Em Outubro de 2019, milhões de libaneses exasperados foram para as ruas exigindo uma mudança da classe política que está no poder há décadas. Um sistema de poder corrupto, fechado, que tem sido transmitido de geração em geração desde antes da guerra civil (1975-90) ligado sobretudo à filiação político-religiosa. Desde 2019, as contas bloqueadas foram praticamente esgotadas pela desvalorização da moeda local: o Dólar, a moeda oficial à qual a Lira libanesa está indexada a uma taxa formal de 1507.05 Liras por cada Dólar, está agora a 24/25 mil no mercado negro.

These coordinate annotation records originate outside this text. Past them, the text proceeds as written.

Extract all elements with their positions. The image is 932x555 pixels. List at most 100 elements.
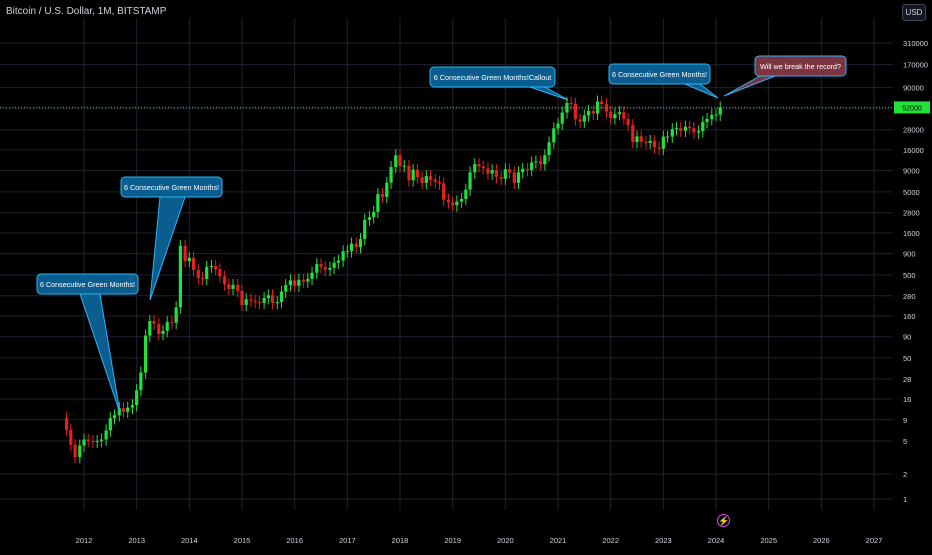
candle-body bbox=[389, 167, 393, 183]
candle-body bbox=[270, 295, 275, 303]
callout-green-months: 6 Consecutive Green Months! bbox=[120, 176, 223, 301]
candle-body bbox=[310, 272, 314, 279]
candle-body bbox=[253, 300, 257, 302]
candle bbox=[161, 324, 165, 341]
x-tick-label: 2025 bbox=[760, 536, 777, 545]
callout-text: 6 Consecutive Green Months!Callout bbox=[434, 73, 551, 82]
candle-body bbox=[231, 284, 235, 289]
candle-body bbox=[354, 243, 358, 248]
candle-body bbox=[582, 115, 586, 122]
y-tick-label: 90 bbox=[903, 333, 911, 342]
candle-body bbox=[697, 131, 701, 133]
candle bbox=[665, 130, 670, 143]
candle-body bbox=[507, 169, 512, 173]
candle bbox=[652, 134, 656, 154]
candle-body bbox=[121, 408, 126, 412]
y-tick-label: 16000 bbox=[903, 146, 924, 155]
candle-body bbox=[446, 199, 451, 203]
y-tick-label: 500 bbox=[903, 271, 916, 280]
candle bbox=[433, 173, 437, 189]
y-tick-label: 5000 bbox=[903, 188, 920, 197]
candle-body bbox=[424, 176, 428, 183]
candle bbox=[609, 105, 613, 125]
candle bbox=[644, 135, 648, 150]
candle bbox=[209, 260, 214, 274]
x-tick-label: 2018 bbox=[392, 536, 409, 545]
candle bbox=[556, 117, 560, 135]
y-tick-label: 5 bbox=[903, 437, 907, 446]
candle-body bbox=[341, 251, 345, 261]
candle bbox=[692, 122, 696, 139]
last-price-tag bbox=[894, 101, 930, 114]
candle bbox=[503, 163, 507, 185]
candle-body bbox=[591, 110, 595, 114]
candle-body bbox=[618, 112, 622, 115]
candle-body bbox=[521, 168, 525, 173]
lightning-icon[interactable]: ⚡ bbox=[717, 514, 730, 527]
candle-body bbox=[236, 284, 240, 291]
candle bbox=[99, 433, 103, 448]
candle-body bbox=[332, 262, 336, 268]
candle-body bbox=[411, 169, 415, 181]
candle-body bbox=[464, 189, 468, 199]
candle bbox=[341, 245, 345, 267]
candle bbox=[336, 254, 340, 269]
candle-body bbox=[86, 439, 90, 441]
candle-body bbox=[91, 440, 95, 442]
candle bbox=[293, 274, 297, 293]
candle-body bbox=[214, 265, 218, 270]
callout-green-months: 6 Consecutive Green Months! bbox=[608, 63, 719, 99]
candle bbox=[218, 263, 222, 283]
symbol-title[interactable]: Bitcoin / U.S. Dollar, 1M, BITSTAMP bbox=[6, 6, 167, 17]
x-tick-label: 2026 bbox=[813, 536, 830, 545]
candle-body bbox=[73, 444, 77, 458]
candle-body bbox=[223, 276, 227, 285]
candle bbox=[332, 256, 336, 275]
candle-body bbox=[174, 307, 178, 323]
candle bbox=[521, 162, 525, 179]
candle-body bbox=[635, 136, 639, 143]
candle bbox=[407, 159, 411, 187]
candle bbox=[670, 123, 674, 143]
candle bbox=[688, 120, 692, 135]
callout-question: Will we break the record? bbox=[723, 55, 847, 97]
candle bbox=[648, 134, 652, 150]
candle-body bbox=[437, 181, 442, 184]
candle-body bbox=[187, 257, 191, 262]
candle bbox=[279, 285, 284, 309]
candle-body bbox=[473, 164, 477, 173]
callout-box bbox=[754, 55, 847, 77]
y-tick-label: 1 bbox=[903, 495, 907, 504]
y-tick-label: 50 bbox=[903, 354, 911, 363]
y-tick-label: 2 bbox=[903, 470, 907, 479]
candle-body bbox=[183, 245, 187, 262]
candle-body bbox=[288, 280, 293, 286]
candle bbox=[679, 122, 683, 138]
candle bbox=[600, 95, 604, 111]
candle bbox=[345, 245, 349, 258]
candle-body bbox=[279, 291, 284, 302]
candle-body bbox=[157, 323, 161, 335]
candle-body bbox=[227, 284, 231, 289]
candle-body bbox=[323, 266, 327, 270]
candle bbox=[705, 112, 709, 129]
candle bbox=[231, 278, 235, 296]
candle-body bbox=[460, 198, 464, 202]
candle-body bbox=[284, 285, 288, 292]
x-tick-label: 2019 bbox=[444, 536, 461, 545]
y-tick-label: 310000 bbox=[903, 39, 928, 48]
y-tick-label: 280 bbox=[903, 292, 916, 301]
currency-button[interactable]: USD bbox=[902, 4, 926, 21]
x-tick-label: 2015 bbox=[234, 536, 251, 545]
candle bbox=[178, 239, 182, 314]
candle-body bbox=[205, 266, 209, 279]
candle-body bbox=[530, 162, 534, 171]
candle bbox=[82, 433, 86, 452]
candle-body bbox=[144, 335, 148, 373]
candle bbox=[547, 136, 551, 162]
candle bbox=[104, 424, 108, 446]
candle-body bbox=[556, 123, 560, 129]
candle-body bbox=[692, 128, 696, 133]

E nos últimos meses tinha atingido 34 mil.

O vizinho incómodo

História triste aquela do Líbano, País que, apesar dos períodos de instabilidade política e religiosa (os seis milhões de habitantes dividem-se entre um 56% de cristão e 44 % de muçulmanos), tinha alcançado uma assinalável prosperidade económica na décadas dos ’70, ganhando o título de “Suíça do Médio Oriente”. Era altura do Presidente Fu’ad Shihab, o homem que tinha conseguido o “milagre” dum precário equilíbrio religioso unido a um forte crescimento dos negócios.

“Milagre” que desmoronou em 1975, quando as forças muçulmanas provocaram uma insurreição que precipitou o País numa guerra civil da qual ainda hoje não recuperou. Na verdade, o problema do Líbano tem um nome: israel. O incómodo vizinho não quer um Líbano forte e deixou isso claro em 1978, com a Operação Litani, e ainda mais em 1982, com a Operação Paz na Galileia, com as quais invadiu o País (pelo que, camuflar as invasões como “operações” não é uma novidade dos dias de hoje). A partir daí, o Líbano nunca mais foi o que tinha sido. E não voltará a sê-lo até israle existir.

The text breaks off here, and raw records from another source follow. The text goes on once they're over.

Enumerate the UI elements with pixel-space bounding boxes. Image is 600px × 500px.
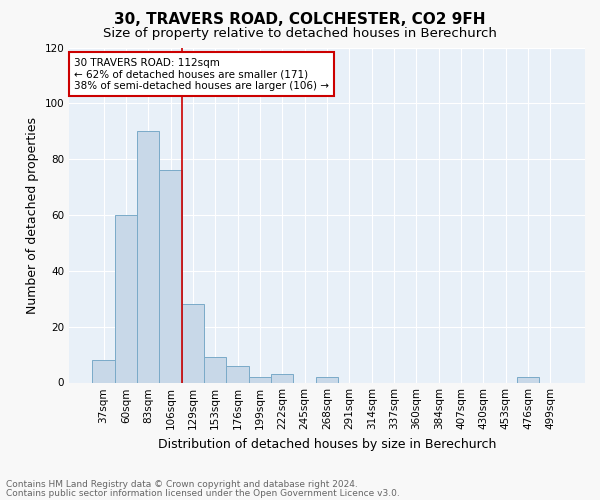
- Text: Contains HM Land Registry data © Crown copyright and database right 2024.: Contains HM Land Registry data © Crown c…: [6, 480, 358, 489]
- Bar: [204, 358, 226, 382]
- Bar: [182, 304, 204, 382]
- X-axis label: Distribution of detached houses by size in Berechurch: Distribution of detached houses by size …: [158, 438, 496, 451]
- Bar: [517, 377, 539, 382]
- Bar: [137, 131, 160, 382]
- Bar: [316, 377, 338, 382]
- Text: 30, TRAVERS ROAD, COLCHESTER, CO2 9FH: 30, TRAVERS ROAD, COLCHESTER, CO2 9FH: [114, 12, 486, 28]
- Text: 30 TRAVERS ROAD: 112sqm
← 62% of detached houses are smaller (171)
38% of semi-d: 30 TRAVERS ROAD: 112sqm ← 62% of detache…: [74, 58, 329, 91]
- Y-axis label: Number of detached properties: Number of detached properties: [26, 116, 39, 314]
- Bar: [92, 360, 115, 382]
- Bar: [249, 377, 271, 382]
- Bar: [160, 170, 182, 382]
- Text: Contains public sector information licensed under the Open Government Licence v3: Contains public sector information licen…: [6, 489, 400, 498]
- Text: Size of property relative to detached houses in Berechurch: Size of property relative to detached ho…: [103, 28, 497, 40]
- Bar: [115, 215, 137, 382]
- Bar: [226, 366, 249, 382]
- Bar: [271, 374, 293, 382]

A dolarização da economia e a estrutura neoliberal implementada um País que produz apenas 20% das suas necessidades primárias e secundárias, levou a classe média e os que não têm acesso ao Dólar em ruína.

Preços altíssimos, uma total ausência de controlo e especulação desenfreada. 74% da população vive na pobreza. Se tivermos também em conta o acesso à saúde, educação e serviços públicos, a percentagem sobe para 82%, o dobro dos 42% em 2019. mas isso foi antes da guerra na Ucrânia.

As repercussões da guerra

Uma situação dramática ainda agravada pela guerra na Ucrânia: o Líbano depende em 60% da Rússia e da Ucrânia para a importação de trigo e óleo de sementes, como acontece também nos casos de o Egipto e a Tunísia e de todo o Médio Oriente mais no geral.

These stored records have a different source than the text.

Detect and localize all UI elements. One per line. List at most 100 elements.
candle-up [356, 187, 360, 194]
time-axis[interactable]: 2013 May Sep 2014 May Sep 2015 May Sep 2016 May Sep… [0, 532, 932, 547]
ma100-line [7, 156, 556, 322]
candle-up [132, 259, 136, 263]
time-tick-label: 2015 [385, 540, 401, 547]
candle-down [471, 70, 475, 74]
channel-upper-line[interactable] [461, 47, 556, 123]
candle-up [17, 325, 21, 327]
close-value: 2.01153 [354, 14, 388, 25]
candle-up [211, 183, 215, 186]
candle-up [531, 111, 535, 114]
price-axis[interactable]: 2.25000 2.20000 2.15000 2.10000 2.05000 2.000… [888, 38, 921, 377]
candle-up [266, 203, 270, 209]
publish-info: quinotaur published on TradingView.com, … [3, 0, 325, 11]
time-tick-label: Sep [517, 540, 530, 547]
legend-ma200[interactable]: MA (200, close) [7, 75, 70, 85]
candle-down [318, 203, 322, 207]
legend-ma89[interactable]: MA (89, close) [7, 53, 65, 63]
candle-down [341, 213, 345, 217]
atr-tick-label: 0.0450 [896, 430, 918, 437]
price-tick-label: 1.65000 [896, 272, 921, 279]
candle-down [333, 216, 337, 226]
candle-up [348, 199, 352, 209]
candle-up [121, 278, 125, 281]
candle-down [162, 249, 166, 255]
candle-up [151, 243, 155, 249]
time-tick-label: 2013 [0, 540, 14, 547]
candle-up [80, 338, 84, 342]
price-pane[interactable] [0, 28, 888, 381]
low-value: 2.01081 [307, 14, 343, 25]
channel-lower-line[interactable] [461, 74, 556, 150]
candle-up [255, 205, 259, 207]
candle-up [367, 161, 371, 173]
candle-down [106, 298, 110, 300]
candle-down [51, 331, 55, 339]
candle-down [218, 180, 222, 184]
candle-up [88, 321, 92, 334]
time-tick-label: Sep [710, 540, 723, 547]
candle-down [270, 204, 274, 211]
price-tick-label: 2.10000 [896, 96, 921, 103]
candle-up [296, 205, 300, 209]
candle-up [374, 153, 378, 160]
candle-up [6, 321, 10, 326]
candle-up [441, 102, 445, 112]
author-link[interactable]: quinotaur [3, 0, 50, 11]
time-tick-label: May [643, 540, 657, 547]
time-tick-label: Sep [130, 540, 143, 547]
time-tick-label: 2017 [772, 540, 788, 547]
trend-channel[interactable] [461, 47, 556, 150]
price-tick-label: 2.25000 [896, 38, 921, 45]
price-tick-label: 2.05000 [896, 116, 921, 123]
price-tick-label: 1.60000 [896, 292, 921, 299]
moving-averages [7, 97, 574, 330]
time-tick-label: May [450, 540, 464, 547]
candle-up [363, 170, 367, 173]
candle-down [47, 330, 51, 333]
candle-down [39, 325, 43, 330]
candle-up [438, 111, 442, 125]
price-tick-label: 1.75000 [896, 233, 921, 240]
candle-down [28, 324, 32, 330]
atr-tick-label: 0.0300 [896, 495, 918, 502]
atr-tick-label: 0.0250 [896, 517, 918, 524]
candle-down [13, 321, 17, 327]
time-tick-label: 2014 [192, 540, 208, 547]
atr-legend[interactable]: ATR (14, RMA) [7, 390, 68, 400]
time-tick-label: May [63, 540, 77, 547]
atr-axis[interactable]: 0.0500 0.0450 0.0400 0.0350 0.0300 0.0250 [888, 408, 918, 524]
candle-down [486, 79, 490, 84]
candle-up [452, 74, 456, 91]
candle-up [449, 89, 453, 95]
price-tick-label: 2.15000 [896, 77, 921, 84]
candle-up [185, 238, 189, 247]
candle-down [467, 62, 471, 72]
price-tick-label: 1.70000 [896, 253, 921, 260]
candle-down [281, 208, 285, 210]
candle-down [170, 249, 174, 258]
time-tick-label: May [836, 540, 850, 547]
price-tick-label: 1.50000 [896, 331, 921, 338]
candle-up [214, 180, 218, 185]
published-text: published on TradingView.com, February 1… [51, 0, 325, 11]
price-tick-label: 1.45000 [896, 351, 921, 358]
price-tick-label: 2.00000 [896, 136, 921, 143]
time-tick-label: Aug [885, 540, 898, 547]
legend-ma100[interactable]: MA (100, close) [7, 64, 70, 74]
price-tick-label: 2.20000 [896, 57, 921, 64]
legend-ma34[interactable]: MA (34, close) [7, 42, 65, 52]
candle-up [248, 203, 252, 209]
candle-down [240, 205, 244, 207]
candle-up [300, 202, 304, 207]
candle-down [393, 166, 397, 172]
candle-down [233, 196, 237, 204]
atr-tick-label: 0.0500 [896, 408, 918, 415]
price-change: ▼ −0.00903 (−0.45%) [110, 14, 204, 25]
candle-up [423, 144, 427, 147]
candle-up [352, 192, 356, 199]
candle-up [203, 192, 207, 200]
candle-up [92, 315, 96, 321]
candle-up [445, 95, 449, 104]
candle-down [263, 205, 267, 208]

Trigo e, portanto, pão com um forte valor simbólico. A explosão no porto a 4 de Agosto de 2020 (mais de 200 vítimas, 7.000 feridos e 300.000 deslocados) destruiu os maiores silos de cereais do País, onde foram armazenadas 2.750 toneladas de nitrato de amónio.

As reservas de cereais, de acordo com o Ministro da Economia, deveriam estar a esgotar-se. E o preço do pão já subiu. Tal como o preço do petróleo, ao qual está ancorado um dos problemas mais graves e estruturais do País, a electricidade, que é produzida quase inteiramente com gasóleo, bem como o transporte, que é inteiramente rodoviário. A gasolina subiu para mais de 500.000 Liras por galão, um custo recorde para o Líbano.

Apenas 2-3 horas por dia de electricidade pública, o resto é deixado aos produtores privados, a quem os libaneses normalmente chamam “mafiosos”. São eles que têm geradores espalhados por todo o lado e que fazem enormes lucros com a ineficiência pública, deixando o País sem electricidade durante 10-12 horas diariamente.

Vésperas de eleições?

Nesta situação dramática, há pouca campanha política para as eleições de 15 de Maio. As renúncias de Hariri, do actual primeiro-ministro Mikati, de Salam e de Siniora, históricas figuras sunitas, deixam um vazio de poder. Detalhes técnicos difíceis de compreender mas necessários para desvendar o puzzle político libanês.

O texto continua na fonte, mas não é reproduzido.